Some tips to minimise baggage loss

  • Remove all old airline tags from your baggage, including bar code stickers that may be stuck to any part of the luggage.
  • Ensure you name and address tag is strong and can withstand the journey and airport baggage processes. Do please write in a telephone number and email address.
  • Ensure there is a name and address tag on the inside.
  • Avoid trying to make tight connections.
  • Avoid last minute check-in.  Every one is in a hurry at that time including Airline staff who have a responsibility for on-time departures.
  • Make a list of the contents of your baggage and carry them in your carry-on luggage – just in case your baggage does get lost. I have been witness to passengers trying to remember what was in their checked-in baggage. One just cannot remember everything in that situation.
  • Do not pack documents or jewellery in your baggage to be checked-in. Always carry such items in your carry-on bag.
  • Carry a change of clothes in your carry-on luggage.
  • Travel Insurance is always advisable.
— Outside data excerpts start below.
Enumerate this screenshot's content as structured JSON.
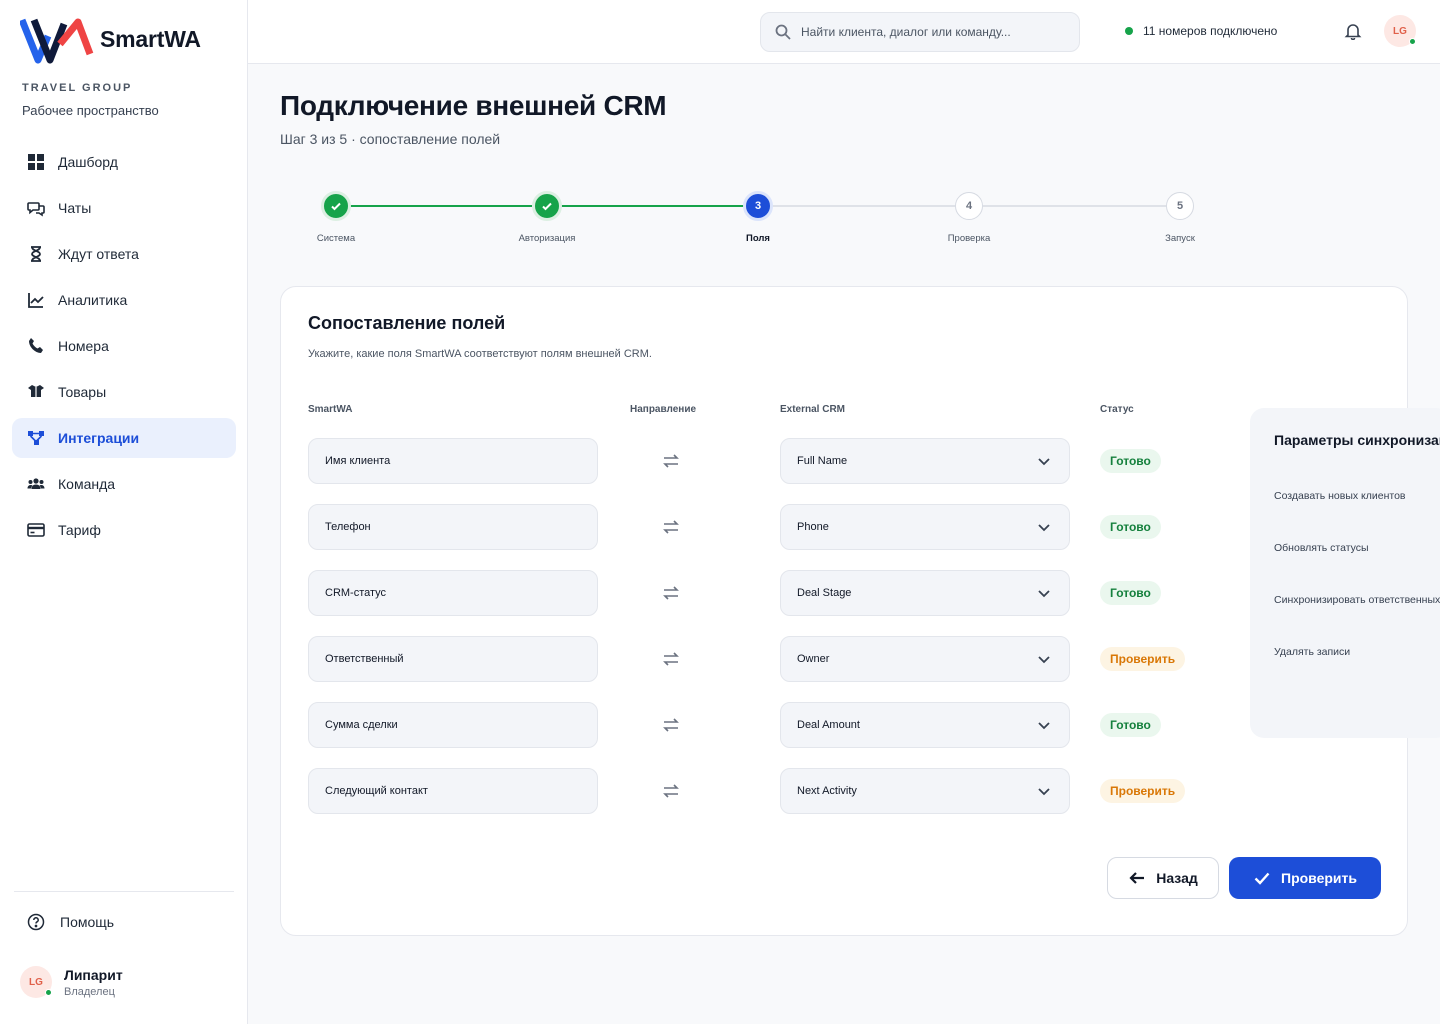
{
  "app": {
    "name": "SmartWA"
  },
  "workspace": {
    "org": "TRAVEL GROUP",
    "label": "Рабочее пространство"
  },
  "sidebar": {
    "items": [
      {
        "label": "Дашборд",
        "icon": "dashboard-icon"
      },
      {
        "label": "Чаты",
        "icon": "chat-icon"
      },
      {
        "label": "Ждут ответа",
        "icon": "hourglass-icon"
      },
      {
        "label": "Аналитика",
        "icon": "analytics-icon"
      },
      {
        "label": "Номера",
        "icon": "phone-icon"
      },
      {
        "label": "Товары",
        "icon": "box-icon"
      },
      {
        "label": "Интеграции",
        "icon": "integrations-icon",
        "active": true
      },
      {
        "label": "Команда",
        "icon": "team-icon"
      },
      {
        "label": "Тариф",
        "icon": "credit-card-icon"
      }
    ],
    "help_label": "Помощь",
    "user": {
      "initials": "LG",
      "name": "Липарит",
      "role": "Владелец"
    }
  },
  "topbar": {
    "search_placeholder": "Найти клиента, диалог или команду...",
    "connection_status": "11 номеров подключено",
    "avatar_initials": "LG"
  },
  "page": {
    "title": "Подключение внешней CRM",
    "subtitle": "Шаг 3 из 5 · сопоставление полей"
  },
  "stepper": {
    "current": 3,
    "steps": [
      {
        "number": "1",
        "label": "Система",
        "state": "done"
      },
      {
        "number": "2",
        "label": "Авторизация",
        "state": "done"
      },
      {
        "number": "3",
        "label": "Поля",
        "state": "current"
      },
      {
        "number": "4",
        "label": "Проверка",
        "state": "todo"
      },
      {
        "number": "5",
        "label": "Запуск",
        "state": "todo"
      }
    ]
  },
  "mapping": {
    "title": "Сопоставление полей",
    "description": "Укажите, какие поля SmartWA соответствуют полям внешней CRM.",
    "columns": {
      "smartwa": "SmartWA",
      "direction": "Направление",
      "external": "External CRM",
      "status": "Статус"
    },
    "rows": [
      {
        "smartwa": "Имя клиента",
        "external": "Full Name",
        "status": "Готово",
        "status_type": "ok"
      },
      {
        "smartwa": "Телефон",
        "external": "Phone",
        "status": "Готово",
        "status_type": "ok"
      },
      {
        "smartwa": "CRM-статус",
        "external": "Deal Stage",
        "status": "Готово",
        "status_type": "ok"
      },
      {
        "smartwa": "Ответственный",
        "external": "Owner",
        "status": "Проверить",
        "status_type": "warn"
      },
      {
        "smartwa": "Сумма сделки",
        "external": "Deal Amount",
        "status": "Готово",
        "status_type": "ok"
      },
      {
        "smartwa": "Следующий контакт",
        "external": "Next Activity",
        "status": "Проверить",
        "status_type": "warn"
      }
    ]
  },
  "sync_panel": {
    "title": "Параметры синхронизации",
    "options": [
      "Создавать новых клиентов",
      "Обновлять статусы",
      "Синхронизировать ответственных",
      "Удалять записи"
    ]
  },
  "actions": {
    "back_label": "Назад",
    "check_label": "Проверить"
  },
  "colors": {
    "accent": "#1d4ed8",
    "success": "#16a34a",
    "warning": "#d97706"
  }
}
Looking ahead to the future

The last couple of years have seen a drop in the number of bags lost per 1000 air travellers. It indicates that airlines are getting better at handling our baggage. The International Air Transport Association (IATA) Resolution 753 came into effect in 2018. As a result, the Industry is expected to see increased baggage tracking capabilities on the part of member airlines.

One of the best solutions to the baggage loss problem, is probably the RFID – Radio Frequency Identity tag. People and Airlines are already beginning to successfully use them. The tiny device can be embedded in the baggage or bag-tag. Tracing through the RFID is a piece of cake! May your precious baggage never get lost.